First-home buyers make up more than a quarter of all purchases. So, young people can buy homes without help. For the record, there are more than 4,000 properties for sale in Auckland alone within the KiwiSaver First Home Grant cap, and 700 below $500,000.

Again, a proviso is that children from better-off backgrounds have probably built up savings from Christmas and birthday money, parents chipping into their KiwiSaver or similar funds and generous grandparents.

That isn’t the case always for children from lower socio-economic backgrounds, because of a lack of money and/or guidance. It’s not as easy for them.
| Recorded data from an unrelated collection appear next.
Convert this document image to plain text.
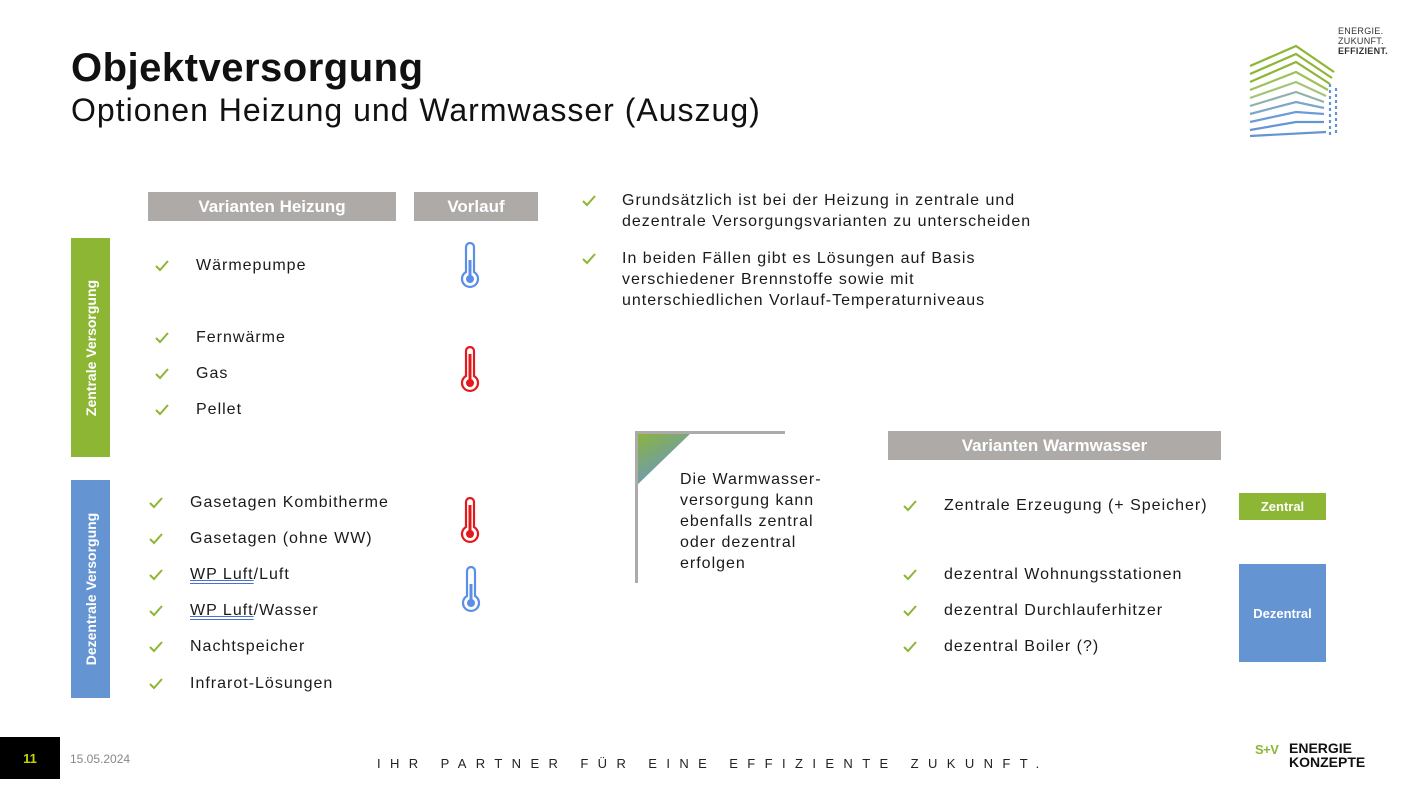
Objektversorgung
Optionen Heizung und Warmwasser (Auszug)
ENERGIE.
ZUKUNFT.
EFFIZIENT.
Varianten Heizung	Vorlauf
Zentrale Versorgung
Dezentrale Versorgung
Wärmepumpe
Fernwärme
Gas
Pellet
Gasetagen Kombitherme
Gasetagen (ohne WW)
WP Luft/Luft
WP Luft/Wasser
Nachtspeicher
Infrarot-Lösungen
Grundsätzlich ist bei der Heizung in zentrale und dezentrale Versorgungsvarianten zu unterscheiden
In beiden Fällen gibt es Lösungen auf Basis verschiedener Brennstoffe sowie mit unterschiedlichen Vorlauf-Temperaturniveaus
Die Warmwasser-versorgung kann ebenfalls zentral oder dezentral erfolgen
Varianten Warmwasser
Zentrale Erzeugung (+ Speicher)
dezentral Wohnungsstationen
dezentral Durchlauferhitzer
dezentral Boiler (?)
Zentral
Dezentral
11	15.05.2024	IHR PARTNER FÜR EINE EFFIZIENTE ZUKUNFT.
S+V ENERGIE
KONZEPTE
The very worst adult children to lend money to are those who haven’t saved a bean. If they can’t manage to start putting a small amount of money aside, then they’re probably not suitable to be homeowners anyway. Chances are, they’ll make poor financial choices in the future.

Finally, one worry that most people don’t think about when parenting is the spectre of financial elder abuse later in life. Children who don’t learn to stand on their own two feet are often the ones who become boomerang kids, living off mum and dad, and as they get older, treating them as an ATM. Financial elder abuse is rife in New Zealand. Just ask around and you’ll soon hear some awful examples. Raising financially independent children can lessen the risk of falling victim to this behaviour when you become more vulnerable.